In the 2007 federal election the most popular party was the CVP which received 49.5% of the vote. The next three most popular parties were the SVP (25.8%), the FDP (12%) and the SP (11.4%).

In Obersaxen about 64.9% of the population (between age 25-64) have completed either non-mandatory upper secondary education or additional higher education (either university or a Fachhochschule).

Obersaxen has an unemployment rate of 0.71%. As of 2005, there were 98 people employed in the primary economic sector and about 47 businesses involved in this sector. 81 people are employed in the secondary sector and there are 11 businesses in this sector. 171 people are employed in the tertiary sector, with 42 businesses in this sector.

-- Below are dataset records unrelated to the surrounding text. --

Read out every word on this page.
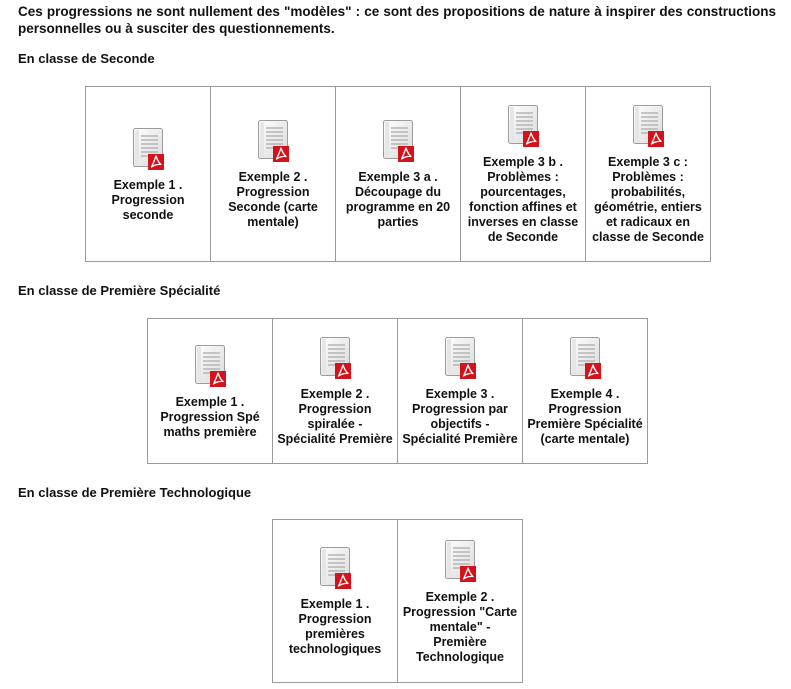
Ces progressions ne sont nullement des "modèles" : ce sont des propositions de nature à inspirer des constructions personnelles ou à susciter des questionnements.

En classe de Seconde
Exemple 1 .
Progression
seconde

Exemple 2 .
Progression
Seconde (carte
mentale)

Exemple 3 a .
Découpage du
programme en 20
parties

Exemple 3 b .
Problèmes :
pourcentages,
fonction affines et
inverses en classe
de Seconde

Exemple 3 c :
Problèmes :
probabilités,
géométrie, entiers
et radicaux en
classe de Seconde
En classe de Première Spécialité
Exemple 1 .
Progression Spé
maths première

Exemple 2 .
Progression
spiralée -
Spécialité Première

Exemple 3 .
Progression par
objectifs -
Spécialité Première

Exemple 4 .
Progression
Première Spécialité
(carte mentale)
En classe de Première Technologique
Exemple 1 .
Progression
premières
technologiques

Exemple 2 .
Progression "Carte
mentale" -
Première
Technologique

The historical population is given in the following table:

| year | population |
|---|---|
| 1850 | 830 |
| 1900 | 652 |
| 1910 | 636 |
| 1950 | 705 |
| 2000 | 779 |

==Sport==
Obersaxen is a relatively large, but not particularly well-known ski resort. Despite the fact that it's quite close to the internationally popular resort of Flims-Laax, it is quite popular among locals and others who are "in-the-know", due to the quality of skiing and lack of the large crowds that are to be found in Flims. Obersaxen is also home to 2010 overall alpine skiing World Cup & Olympic champion Carlo Janka.